Dirección:
Paolo Taviani, Vittorio Taviani.
Intérpretes:
Cosimo Rega, Salvatore Striano, Giovcanni Arcuri, Antonio Frasca,
Juan Dario Bonetti.
Guión:
Paolo Taviani, Vittorio Taviani.; basado en la obra de William
Shakespeare 'Julio Cesar'.
Música
original:
Giuliano Taviani, Carmelo Travia.
Fotografía:
Simone Zampagni.
Montaje:
Roberto Perpignani.
Idioma:
Italiano.
Duración:
76 minutos.
6/10
Redención a través del arte
“Desde
que he conocido el arte, mi celda se ha convertido en una cárcel”.
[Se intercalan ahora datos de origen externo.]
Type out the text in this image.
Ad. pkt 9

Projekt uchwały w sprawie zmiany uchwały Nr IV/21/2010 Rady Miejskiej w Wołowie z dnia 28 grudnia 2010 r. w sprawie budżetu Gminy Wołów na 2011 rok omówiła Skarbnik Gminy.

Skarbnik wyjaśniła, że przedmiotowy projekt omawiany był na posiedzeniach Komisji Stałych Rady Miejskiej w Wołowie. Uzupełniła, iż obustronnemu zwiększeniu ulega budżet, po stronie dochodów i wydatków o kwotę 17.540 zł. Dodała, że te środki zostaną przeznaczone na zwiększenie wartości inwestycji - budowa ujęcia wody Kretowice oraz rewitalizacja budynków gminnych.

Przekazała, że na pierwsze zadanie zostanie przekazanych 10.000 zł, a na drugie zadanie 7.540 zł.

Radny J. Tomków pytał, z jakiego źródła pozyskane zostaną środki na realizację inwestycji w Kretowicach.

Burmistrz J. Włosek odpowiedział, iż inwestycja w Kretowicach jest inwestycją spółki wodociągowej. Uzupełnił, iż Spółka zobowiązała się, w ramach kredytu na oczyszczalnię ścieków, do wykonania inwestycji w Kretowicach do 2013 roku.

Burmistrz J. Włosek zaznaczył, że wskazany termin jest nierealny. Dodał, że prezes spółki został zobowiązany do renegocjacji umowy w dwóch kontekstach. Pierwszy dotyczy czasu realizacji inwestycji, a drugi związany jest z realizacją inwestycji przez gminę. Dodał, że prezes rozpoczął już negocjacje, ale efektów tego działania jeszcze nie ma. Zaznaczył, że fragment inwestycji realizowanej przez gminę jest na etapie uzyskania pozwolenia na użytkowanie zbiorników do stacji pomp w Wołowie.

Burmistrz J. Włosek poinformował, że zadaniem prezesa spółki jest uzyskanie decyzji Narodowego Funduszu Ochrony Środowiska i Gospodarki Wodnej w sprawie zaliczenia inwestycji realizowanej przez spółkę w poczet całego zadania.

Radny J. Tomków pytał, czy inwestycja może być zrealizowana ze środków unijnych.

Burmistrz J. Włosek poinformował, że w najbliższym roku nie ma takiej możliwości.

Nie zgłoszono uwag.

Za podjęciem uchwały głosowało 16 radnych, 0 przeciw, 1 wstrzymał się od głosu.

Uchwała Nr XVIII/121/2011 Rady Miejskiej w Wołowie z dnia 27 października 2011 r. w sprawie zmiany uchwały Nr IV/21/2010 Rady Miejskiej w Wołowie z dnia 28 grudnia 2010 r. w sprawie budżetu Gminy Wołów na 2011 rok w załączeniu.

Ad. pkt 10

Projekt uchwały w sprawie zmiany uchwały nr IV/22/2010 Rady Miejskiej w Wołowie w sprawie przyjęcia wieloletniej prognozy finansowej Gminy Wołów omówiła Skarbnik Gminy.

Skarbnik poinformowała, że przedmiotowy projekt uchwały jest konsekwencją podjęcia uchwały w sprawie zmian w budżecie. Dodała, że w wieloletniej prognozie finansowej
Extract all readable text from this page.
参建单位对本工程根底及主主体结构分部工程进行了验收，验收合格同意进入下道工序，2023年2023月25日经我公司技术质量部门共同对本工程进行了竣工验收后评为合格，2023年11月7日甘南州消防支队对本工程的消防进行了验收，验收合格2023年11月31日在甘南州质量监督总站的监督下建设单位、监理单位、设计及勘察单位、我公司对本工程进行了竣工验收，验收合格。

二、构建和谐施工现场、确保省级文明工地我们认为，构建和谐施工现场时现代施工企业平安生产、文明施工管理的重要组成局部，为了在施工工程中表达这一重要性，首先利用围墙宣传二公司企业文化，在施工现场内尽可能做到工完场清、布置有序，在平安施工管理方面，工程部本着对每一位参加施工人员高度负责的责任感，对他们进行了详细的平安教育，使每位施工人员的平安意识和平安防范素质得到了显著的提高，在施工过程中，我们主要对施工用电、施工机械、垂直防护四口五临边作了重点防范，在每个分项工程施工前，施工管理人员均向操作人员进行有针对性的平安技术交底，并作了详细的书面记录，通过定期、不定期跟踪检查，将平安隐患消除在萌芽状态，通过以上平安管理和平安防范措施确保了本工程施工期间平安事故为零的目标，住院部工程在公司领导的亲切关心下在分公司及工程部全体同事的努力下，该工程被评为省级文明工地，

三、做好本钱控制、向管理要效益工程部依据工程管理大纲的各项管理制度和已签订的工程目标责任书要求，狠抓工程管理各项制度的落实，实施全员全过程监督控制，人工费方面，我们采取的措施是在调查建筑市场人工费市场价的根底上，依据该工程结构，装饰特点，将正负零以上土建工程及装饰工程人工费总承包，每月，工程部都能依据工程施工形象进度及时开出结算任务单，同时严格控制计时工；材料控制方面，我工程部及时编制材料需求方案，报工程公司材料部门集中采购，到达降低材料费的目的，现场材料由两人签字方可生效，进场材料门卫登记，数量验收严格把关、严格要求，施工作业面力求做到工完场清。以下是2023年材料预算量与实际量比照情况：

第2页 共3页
Esta frase pronunciada por uno de los protagonistas de la película
encierra por sí sola la complejidad (a la vez que la sencillez) del
discurso que proponen los hermanos Taviani. Se habla mucho de la
resurrección de los directores italianos, tras un largo periodo
anclados en un cine monótono y sin fuerza. Y es cierto que los ya
octogenarios autores se sacan de la manga una película que va más
allá de la experiencia cinematográfica.
Un
grupo de presos en la cárcel de Rebibbia se
convierten en actores para representar Julio Cesar. Los Taviani
trabajaron con presos reales -algunos de ellos condenados a cadena
perpetua-, y casi todos relacionados con la mafia. La idea surgió
tras haber visto la representación de la Divina Comedia en esa misma
prisión, una obra que dirigió Fabio Cavalli, quien también aparece
en la película.
Ficción
y realidad se mezclan en una obra que da voz a estos hombres
despojados de libertad. Muy apropiada es la elección de una obra
como la de Shakesperare, tan masculina, y tan cercana al mundo de los
protagonistas. Asesinato, traición, honor... no vamos a descubrir
ahora la estrecha relación que existe entre el mundo teatral del
autor y el mundo de la mafia.
El
crecimiento de la película se alimenta del de los actores, en una
continua retroalimentación entre el arte y la vida. Tras la
película, ya nada volverá a ser lo mismo. Y es que la expresión
artística es la forma más elevada de comunicación de la que el ser
humano es capaz. Capaz de redimir la vileza, pero también de lograr
que tomemos consciencia de nuestra propia insignificancia.